The March 7 letter asks Chairman John Kerry (D-Mass.) and the ranking Republican member, Sen. Richard Lugar (Ind.), of the Senate Foreign Relations Committee to attend the confirmation of Suzan Johnson Cook as the president's nomination for ambassador for International Religious Freedom (IRF).
"Dr. Johnson Cook's confirmation hearing is a perfect opportunity to let the nominee and the administration know that IRF should be a high priority for the United States," according to the letter.
The letter is signed by religious leaders from a variety of faith backgrounds including Leith Anderson, president of the National Association of Evangelicals, Susan Taylor, president of the Church of Scientology, Joel C. Hunter, senior pastor of Northland - A Church Distributed, Jim Mellado, president of the Willow Creek Association, Jim Wallis, president of Sojourners and Robert Seiple, the first U.S. ambassador-at-large for IRF. (Christianity Today Media Group editor in chief David Neff also signed the letter.)
The Senate Foreign Relations Committee has not announced a hearing to consider Cook's nomination.

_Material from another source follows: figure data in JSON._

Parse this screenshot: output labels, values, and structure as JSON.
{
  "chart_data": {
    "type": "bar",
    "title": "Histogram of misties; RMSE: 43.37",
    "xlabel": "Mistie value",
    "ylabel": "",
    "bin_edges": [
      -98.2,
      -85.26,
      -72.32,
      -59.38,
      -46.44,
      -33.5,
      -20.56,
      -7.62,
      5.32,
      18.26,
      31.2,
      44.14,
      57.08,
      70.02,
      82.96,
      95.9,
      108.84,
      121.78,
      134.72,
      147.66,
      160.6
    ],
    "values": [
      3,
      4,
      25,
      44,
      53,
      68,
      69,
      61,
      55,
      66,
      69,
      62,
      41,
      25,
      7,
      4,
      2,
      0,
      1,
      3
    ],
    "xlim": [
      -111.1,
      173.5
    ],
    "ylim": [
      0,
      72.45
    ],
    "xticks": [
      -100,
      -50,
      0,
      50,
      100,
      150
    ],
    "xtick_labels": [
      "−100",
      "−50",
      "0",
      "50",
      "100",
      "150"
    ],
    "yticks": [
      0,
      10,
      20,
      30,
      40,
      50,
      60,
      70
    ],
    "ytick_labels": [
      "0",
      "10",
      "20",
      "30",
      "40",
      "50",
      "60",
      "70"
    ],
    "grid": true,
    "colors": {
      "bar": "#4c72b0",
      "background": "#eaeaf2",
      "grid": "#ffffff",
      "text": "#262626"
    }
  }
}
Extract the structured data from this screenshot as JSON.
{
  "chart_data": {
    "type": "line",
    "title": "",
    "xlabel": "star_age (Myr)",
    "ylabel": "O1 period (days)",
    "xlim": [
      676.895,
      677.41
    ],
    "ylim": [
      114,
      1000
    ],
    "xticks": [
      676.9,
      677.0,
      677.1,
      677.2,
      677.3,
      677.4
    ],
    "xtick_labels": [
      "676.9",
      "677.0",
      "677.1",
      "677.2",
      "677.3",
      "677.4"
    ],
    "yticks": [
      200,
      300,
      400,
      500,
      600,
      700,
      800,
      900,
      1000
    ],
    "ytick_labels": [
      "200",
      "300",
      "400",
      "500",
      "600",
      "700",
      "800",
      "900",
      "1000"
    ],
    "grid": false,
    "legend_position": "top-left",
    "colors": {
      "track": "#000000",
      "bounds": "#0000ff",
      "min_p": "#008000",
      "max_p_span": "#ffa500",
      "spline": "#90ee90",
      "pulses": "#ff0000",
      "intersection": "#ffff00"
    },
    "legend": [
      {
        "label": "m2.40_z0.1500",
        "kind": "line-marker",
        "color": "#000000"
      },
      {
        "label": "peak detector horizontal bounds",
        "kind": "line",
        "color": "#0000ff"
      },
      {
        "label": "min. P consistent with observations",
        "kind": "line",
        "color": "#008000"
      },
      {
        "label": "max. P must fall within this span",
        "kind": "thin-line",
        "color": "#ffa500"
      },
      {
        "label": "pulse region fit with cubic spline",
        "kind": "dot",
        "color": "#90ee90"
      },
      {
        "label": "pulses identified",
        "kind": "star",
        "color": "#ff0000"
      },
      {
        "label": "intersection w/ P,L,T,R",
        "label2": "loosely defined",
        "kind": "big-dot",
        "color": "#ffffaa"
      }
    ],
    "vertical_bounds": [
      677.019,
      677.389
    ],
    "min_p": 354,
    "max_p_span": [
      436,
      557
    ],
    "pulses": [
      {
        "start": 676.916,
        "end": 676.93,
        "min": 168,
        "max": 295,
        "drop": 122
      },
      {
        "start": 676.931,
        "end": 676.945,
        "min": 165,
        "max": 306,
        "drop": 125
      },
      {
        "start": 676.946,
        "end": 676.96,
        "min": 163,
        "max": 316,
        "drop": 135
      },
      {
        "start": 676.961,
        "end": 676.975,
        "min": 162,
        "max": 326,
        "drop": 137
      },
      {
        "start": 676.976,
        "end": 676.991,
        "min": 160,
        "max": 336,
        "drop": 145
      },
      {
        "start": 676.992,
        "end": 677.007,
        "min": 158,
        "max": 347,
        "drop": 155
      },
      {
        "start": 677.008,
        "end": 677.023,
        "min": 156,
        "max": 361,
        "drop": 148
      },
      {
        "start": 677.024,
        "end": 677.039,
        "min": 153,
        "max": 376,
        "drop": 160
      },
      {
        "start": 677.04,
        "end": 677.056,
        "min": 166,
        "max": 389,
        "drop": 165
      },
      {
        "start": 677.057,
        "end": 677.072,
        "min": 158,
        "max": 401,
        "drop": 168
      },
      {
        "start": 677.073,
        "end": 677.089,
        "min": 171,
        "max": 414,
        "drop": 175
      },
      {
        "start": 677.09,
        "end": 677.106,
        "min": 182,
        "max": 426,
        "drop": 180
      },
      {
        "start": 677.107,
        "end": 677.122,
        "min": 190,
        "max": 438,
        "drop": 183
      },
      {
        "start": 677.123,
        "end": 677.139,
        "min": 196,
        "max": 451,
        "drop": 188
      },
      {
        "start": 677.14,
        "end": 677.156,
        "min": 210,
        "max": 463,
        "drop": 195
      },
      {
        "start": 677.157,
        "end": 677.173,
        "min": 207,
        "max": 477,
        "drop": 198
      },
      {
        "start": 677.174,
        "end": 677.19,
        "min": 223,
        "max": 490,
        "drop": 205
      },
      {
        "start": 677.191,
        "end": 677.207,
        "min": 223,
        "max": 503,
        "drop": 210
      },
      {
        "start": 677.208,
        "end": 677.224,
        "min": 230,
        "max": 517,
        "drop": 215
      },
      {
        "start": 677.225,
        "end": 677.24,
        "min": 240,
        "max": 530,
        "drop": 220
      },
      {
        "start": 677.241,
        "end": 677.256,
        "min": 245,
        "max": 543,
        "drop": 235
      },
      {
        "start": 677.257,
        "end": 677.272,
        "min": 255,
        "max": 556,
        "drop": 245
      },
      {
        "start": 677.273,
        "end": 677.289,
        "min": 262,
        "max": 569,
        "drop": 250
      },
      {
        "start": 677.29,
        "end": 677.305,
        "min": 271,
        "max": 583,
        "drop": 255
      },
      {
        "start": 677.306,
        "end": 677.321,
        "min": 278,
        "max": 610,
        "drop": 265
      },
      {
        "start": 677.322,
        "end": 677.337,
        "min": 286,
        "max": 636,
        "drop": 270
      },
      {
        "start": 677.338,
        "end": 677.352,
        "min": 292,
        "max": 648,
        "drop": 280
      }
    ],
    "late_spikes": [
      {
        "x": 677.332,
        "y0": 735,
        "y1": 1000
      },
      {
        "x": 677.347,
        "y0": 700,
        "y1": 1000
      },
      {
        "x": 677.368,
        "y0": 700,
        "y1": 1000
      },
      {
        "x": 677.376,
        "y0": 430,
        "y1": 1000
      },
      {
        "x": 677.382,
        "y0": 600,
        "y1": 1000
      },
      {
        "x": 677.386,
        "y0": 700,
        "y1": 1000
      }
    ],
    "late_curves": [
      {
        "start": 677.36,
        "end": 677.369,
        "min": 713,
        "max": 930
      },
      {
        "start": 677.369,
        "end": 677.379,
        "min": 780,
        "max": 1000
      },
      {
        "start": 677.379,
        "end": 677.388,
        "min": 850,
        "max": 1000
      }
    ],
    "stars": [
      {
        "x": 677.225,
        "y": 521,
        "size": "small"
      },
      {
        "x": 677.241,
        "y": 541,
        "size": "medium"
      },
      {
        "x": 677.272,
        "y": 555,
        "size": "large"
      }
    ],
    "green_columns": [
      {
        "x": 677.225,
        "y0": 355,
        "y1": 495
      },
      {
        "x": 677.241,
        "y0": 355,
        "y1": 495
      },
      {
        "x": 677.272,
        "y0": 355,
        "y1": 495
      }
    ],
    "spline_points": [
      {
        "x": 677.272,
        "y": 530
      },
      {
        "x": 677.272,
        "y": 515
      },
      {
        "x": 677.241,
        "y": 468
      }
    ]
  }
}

Cook was originally nominated to the position by President Obama on June 15, 2010. The letter signers said they were "disappointed by the low attendance at Dr. Johnson Cook's first confirmation hearing last year."
Her nomination expired at the end of the congressional session, due to the concerns of a senator who confidentially filed a hold-over letter following her hearing before the Senate Foreign Relations Committee. The senator was widely believed to be Sen. Jim DeMint (R-S.C.).
Following the start of the new congressional session, Obama re-nominated her to the position, which has remained unfilled since January 2009. Religious leaders criticized the administration for neglecting the issue of religious freedom by waiting more than a year after Obama's election to originally nominate someone to the post.
The Washington Post noted that "the policy Johnson Cook has been nominated to lead is being sidelined even before she takes the job" in favor of other policy initiatives. Others pointed out that Obama did not take advantage of the congressional recess to appoint Cook to the position.
"The utter indifference to this key office, and to IRF policy, by the White House and the State Department has been scandalous," Thomas Farr, a former diplomat and current director of the Religion and U.S. Foreign Policy program at Georgetown University, wrote for CT last month.
The letter to Kerry and Lugar urges the Senate to support the importance of both the position and its function. "With strong leadership in its IRF policy, the United States could have had a much greater effect on levels of religious violence, persecution, and terrorism than it has had to date," the letter reads.
The position of Ambassador for IRF functions as the head of the office of IRF, which is part of the State Department. The IRF office's stated mission is to monitor religious persecution and discrimination worldwide, which is does by submitting an Annual Report on International Religious Freedom to Congress and serving as principal advisor on religious freedom to the Secretary of State. The position was created by the International Religious Freedom Act of 1998.
However, the letter cites reports that the administration may be planning to remove the IRF office from the ambassador's direct authority, and similarly laments reports that, "while other ambassadors at large work directly under the Secretary of State, the IRF ambassador will be several levels removed from the Secretary. . . . Both of these steps would harm American interests."